Source: Frutarom Had a Mechanism for Payments It Wanted to “Make Under the Radar”
As IFF worked to integrate Frutarom, for which it paid $6.4 billion in 2018, it learned of allegations that Frutarom made improper payments to customer representatives
On Monday, IFF announced that during the integration process of Frutarom, for which it paid $6.4 billion in 2018, IFF was made aware of “allegations that two Frutarom businesses operating principally in Russia and Ukraine made improper payments to representatives of a number of customers,” which did not come into light during the due diligence process. IFF did not publicly name the key members involved.
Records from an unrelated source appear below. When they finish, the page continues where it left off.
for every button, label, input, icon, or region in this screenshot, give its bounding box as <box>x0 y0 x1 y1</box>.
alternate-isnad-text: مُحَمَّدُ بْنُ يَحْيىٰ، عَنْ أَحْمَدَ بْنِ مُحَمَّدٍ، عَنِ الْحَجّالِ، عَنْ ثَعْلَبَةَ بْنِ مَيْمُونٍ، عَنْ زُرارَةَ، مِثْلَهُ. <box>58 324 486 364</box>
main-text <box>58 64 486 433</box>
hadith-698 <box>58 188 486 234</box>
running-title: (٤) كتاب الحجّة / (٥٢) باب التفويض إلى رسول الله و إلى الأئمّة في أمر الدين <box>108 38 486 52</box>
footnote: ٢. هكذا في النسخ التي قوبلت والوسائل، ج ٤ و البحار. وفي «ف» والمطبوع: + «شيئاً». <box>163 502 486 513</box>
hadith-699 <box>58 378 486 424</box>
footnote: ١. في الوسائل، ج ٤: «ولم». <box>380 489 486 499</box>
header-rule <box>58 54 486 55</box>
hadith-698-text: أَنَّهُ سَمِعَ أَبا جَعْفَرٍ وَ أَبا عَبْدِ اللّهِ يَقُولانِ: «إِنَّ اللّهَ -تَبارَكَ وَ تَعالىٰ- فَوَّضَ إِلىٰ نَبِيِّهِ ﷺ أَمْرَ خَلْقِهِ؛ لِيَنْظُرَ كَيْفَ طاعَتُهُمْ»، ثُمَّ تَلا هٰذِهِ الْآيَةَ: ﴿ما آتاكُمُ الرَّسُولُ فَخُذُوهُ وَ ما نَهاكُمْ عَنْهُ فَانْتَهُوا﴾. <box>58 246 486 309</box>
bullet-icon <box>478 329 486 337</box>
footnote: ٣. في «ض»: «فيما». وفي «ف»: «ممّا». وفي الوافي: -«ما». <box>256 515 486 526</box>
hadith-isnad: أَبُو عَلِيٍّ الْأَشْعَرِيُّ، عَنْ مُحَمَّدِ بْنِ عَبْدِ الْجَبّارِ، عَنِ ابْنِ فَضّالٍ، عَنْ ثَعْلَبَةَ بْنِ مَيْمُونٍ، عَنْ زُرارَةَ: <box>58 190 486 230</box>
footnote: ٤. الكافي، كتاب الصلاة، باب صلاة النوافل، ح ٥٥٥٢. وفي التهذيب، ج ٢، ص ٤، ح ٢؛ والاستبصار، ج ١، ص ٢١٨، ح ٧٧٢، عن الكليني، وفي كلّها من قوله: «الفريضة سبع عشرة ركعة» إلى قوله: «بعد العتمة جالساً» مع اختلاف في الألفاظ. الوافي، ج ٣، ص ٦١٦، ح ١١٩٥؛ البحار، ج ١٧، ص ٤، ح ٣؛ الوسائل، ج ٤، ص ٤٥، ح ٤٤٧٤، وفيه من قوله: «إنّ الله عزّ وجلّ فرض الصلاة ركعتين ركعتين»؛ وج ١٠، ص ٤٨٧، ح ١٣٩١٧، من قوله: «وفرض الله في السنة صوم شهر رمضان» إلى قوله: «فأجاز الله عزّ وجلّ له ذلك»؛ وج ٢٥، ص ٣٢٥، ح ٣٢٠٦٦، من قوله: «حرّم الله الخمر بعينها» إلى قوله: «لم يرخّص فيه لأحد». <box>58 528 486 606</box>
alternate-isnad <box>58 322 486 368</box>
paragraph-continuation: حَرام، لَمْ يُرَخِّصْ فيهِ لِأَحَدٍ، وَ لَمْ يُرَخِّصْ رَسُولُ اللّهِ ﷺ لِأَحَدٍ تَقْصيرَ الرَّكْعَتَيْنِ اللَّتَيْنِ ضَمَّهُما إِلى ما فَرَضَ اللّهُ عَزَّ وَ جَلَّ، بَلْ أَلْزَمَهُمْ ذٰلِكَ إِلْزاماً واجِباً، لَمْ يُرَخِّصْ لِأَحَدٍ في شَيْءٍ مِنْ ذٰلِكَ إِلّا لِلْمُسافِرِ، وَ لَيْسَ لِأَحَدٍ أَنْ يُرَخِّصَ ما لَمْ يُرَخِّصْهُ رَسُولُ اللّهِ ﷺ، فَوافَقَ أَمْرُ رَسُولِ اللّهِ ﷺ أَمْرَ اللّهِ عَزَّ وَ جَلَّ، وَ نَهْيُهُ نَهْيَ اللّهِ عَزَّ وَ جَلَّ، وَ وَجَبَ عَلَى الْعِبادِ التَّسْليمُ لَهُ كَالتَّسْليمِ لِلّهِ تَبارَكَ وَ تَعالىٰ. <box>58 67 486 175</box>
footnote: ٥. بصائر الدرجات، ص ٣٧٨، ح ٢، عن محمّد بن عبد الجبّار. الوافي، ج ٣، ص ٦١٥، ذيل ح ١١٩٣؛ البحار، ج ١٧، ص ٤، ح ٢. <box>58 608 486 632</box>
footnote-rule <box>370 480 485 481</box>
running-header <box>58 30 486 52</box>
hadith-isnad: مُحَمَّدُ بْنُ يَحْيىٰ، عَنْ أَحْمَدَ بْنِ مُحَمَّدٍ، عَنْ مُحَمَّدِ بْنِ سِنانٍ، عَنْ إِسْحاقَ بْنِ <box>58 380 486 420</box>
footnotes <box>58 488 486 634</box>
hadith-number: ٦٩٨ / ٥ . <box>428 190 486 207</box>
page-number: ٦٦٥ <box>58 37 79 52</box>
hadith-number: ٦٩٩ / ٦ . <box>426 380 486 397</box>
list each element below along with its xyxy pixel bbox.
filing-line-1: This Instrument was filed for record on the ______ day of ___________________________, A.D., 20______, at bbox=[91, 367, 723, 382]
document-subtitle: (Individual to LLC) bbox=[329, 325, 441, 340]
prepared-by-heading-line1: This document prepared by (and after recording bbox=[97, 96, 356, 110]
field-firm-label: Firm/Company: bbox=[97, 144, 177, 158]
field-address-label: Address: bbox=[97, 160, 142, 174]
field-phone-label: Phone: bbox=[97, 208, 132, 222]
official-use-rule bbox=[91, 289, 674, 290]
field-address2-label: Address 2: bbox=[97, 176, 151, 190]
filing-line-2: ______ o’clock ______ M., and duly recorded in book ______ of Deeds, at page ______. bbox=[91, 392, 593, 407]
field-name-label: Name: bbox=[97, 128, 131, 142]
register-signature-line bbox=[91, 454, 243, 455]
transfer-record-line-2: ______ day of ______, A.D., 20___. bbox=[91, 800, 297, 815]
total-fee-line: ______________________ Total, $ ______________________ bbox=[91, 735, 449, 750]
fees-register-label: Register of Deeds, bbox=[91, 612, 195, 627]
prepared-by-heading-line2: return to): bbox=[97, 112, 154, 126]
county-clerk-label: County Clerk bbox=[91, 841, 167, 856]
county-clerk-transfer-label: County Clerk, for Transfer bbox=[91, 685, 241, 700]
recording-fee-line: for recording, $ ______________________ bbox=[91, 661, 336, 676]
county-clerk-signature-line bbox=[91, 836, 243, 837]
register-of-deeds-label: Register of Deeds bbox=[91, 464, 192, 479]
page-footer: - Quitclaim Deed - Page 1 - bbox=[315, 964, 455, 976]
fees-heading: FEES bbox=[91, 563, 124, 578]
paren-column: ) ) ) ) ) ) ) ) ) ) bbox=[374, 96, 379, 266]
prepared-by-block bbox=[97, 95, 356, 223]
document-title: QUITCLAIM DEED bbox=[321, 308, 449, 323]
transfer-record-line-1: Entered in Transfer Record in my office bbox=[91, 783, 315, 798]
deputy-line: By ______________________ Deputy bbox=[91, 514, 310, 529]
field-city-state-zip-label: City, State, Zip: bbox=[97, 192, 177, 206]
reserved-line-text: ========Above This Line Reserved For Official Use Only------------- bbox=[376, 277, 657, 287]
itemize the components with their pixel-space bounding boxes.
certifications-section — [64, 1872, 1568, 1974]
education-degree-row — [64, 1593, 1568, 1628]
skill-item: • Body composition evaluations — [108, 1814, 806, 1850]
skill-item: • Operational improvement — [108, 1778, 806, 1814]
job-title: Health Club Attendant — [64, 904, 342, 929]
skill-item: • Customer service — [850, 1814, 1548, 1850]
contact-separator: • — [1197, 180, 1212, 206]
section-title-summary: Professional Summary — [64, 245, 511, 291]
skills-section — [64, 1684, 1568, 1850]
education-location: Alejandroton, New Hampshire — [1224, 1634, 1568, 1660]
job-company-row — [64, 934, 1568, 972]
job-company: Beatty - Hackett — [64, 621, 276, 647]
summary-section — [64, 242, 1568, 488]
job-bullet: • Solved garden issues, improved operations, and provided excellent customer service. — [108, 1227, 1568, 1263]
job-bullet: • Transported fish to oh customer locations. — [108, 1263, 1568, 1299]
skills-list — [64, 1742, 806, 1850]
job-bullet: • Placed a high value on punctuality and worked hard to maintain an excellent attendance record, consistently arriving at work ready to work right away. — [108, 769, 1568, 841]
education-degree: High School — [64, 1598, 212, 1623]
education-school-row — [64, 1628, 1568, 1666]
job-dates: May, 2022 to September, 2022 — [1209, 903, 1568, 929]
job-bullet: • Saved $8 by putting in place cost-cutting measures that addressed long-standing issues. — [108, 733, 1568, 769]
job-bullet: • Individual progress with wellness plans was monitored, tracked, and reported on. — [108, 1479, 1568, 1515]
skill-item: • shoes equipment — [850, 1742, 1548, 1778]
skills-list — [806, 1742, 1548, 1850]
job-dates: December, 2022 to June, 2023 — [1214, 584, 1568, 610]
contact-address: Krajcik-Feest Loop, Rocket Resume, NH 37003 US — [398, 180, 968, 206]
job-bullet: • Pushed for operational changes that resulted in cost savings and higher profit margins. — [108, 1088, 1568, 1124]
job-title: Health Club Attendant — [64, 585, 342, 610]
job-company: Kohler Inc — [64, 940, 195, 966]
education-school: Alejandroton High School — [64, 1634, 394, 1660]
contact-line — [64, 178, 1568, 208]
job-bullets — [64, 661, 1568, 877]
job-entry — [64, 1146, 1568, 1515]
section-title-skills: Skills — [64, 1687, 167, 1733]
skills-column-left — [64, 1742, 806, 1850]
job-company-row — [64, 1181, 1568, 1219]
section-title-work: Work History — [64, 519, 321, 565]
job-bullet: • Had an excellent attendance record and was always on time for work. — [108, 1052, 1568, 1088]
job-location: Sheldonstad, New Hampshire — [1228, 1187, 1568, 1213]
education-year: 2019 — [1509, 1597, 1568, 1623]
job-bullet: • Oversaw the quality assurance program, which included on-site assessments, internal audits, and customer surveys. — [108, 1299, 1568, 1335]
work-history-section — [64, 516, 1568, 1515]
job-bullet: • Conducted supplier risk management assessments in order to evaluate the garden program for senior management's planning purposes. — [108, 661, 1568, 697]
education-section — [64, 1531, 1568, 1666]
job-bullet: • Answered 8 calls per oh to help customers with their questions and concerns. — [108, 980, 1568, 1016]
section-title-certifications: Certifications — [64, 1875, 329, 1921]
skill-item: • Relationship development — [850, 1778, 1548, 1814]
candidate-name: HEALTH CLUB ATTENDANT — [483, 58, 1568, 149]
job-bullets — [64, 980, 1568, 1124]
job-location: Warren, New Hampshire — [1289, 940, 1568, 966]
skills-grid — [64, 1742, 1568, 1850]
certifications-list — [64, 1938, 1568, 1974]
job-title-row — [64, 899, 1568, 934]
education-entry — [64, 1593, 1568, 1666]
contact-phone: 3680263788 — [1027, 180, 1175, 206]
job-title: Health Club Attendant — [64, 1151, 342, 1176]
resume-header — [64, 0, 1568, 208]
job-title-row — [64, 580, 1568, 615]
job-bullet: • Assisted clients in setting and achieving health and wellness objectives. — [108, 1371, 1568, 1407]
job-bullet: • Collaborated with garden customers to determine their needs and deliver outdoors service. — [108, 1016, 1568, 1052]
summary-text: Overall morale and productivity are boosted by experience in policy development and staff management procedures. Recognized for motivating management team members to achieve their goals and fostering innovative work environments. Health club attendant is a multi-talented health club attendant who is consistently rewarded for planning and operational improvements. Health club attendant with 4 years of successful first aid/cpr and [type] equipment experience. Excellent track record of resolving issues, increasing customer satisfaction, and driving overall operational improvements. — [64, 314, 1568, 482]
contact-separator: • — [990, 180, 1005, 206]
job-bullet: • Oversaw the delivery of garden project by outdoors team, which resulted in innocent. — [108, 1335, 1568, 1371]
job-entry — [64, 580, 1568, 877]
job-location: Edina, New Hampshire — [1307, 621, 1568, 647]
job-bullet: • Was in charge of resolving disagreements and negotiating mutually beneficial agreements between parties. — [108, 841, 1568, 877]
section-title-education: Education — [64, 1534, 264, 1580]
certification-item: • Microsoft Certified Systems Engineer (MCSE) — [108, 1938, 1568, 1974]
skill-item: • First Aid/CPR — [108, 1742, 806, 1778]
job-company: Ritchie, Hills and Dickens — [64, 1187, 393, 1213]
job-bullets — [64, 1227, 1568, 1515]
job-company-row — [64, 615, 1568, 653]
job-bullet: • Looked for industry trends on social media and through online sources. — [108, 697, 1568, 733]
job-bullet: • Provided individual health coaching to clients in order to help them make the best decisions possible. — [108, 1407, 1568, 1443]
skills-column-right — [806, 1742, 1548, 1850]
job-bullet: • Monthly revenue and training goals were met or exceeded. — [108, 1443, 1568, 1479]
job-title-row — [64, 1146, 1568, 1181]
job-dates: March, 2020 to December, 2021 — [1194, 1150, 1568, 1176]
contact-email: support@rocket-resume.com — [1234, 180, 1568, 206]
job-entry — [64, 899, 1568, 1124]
There are two main allegations against the accused, one person familiar with the investigation told Calcalist on condition of anonymity: bribery of customs officials, and kickbacks, bribery commissions paid to distributors, of which the named executives allegedly took a cut. The preliminary results of IFF’s investigation revealed that Frutarom had a mechanism for payments the company wanted to “make under the radar,” the person added.
The four are represented by Israel-based law firm Goldfarb Seligman. Partner Aaron Michaeli told Calcalist that the firm’s clients are not aware of any illegal actions as part of Frutarom’s operations. Throughout its years of operation, the company has made sure to conduct its business according to a code of ethics and legal and acceptable business practices, he added.
Yehudai, for many years the face of Frutarom and the one who led it to its high valuation at the time of the acquisition, became a multi-millionaire following the deal thanks to a $20 million bonus. He was originally intended to continue on as an external advisor following the merger. A month ago, Yehudai abruptly resigned from his position as the chair of private Israeli medical cannabis company Sade after just two months. His resignation was discovered following a lawsuit filed against the company by shareholders, who cited texts sent by Yehudai to the company’s owner, in which he attributed his resignation to “seeing things that shouldn’t be” and in which he wanted no part in.
In its Monday announcement, IFF said the sales that resulted from the illegal payments, which are no longer made, represent “less than 1% of IFF’s and Frutarom’s combined net sales for 2018.” The scope of the affected sales could have a great impact on three potential battlefronts IFF could face as a result of its findings: a criminal investigation in the U.S., a criminal investigation in Israel, and a derivative lawsuit filed against the accused. These processes could end with a fine, or with money added back to the company’s coffers.
The most immediate concern of both IFF and the men accused should be a criminal investigation launched by the American Department of Justice (DoJ), or a civil lawsuit filed by the U.S. Securities and Exchange Commission. In recent years, the tendency of U.S. authorities to pursue investigations into alleged corrupt practices of U.S.-linked companies outside the U.S. has increased, and most of those investigations have ended in tremendous fines. It is likely that IFF is already in the process of making a detailed report it will submit to the DoJ, as a potential starting point for negotiating a settlement.
A recent example of such a process is Israeli drugmaker Teva Pharmaceutical Industries Ltd., which in 2016 agreed to pay $519 million to U.S. authorities under a deferred-prosecution agreement with the DoJ to settle charges of making briberies in Russia, Ukraine, and Mexico. The company later agreed to pay a $22 million fine in Israel to avoid similar charges locally. Teva’s actions originally resulted in a profit of around $221 million.
Another possible front is a derivative lawsuit against the four men named. Teva has recently reached such a settlement with the insurance company of some former Teva senior executives and board members who were connected to the bribes. Still pending court approval, the settlement would see Teva receive $50 million.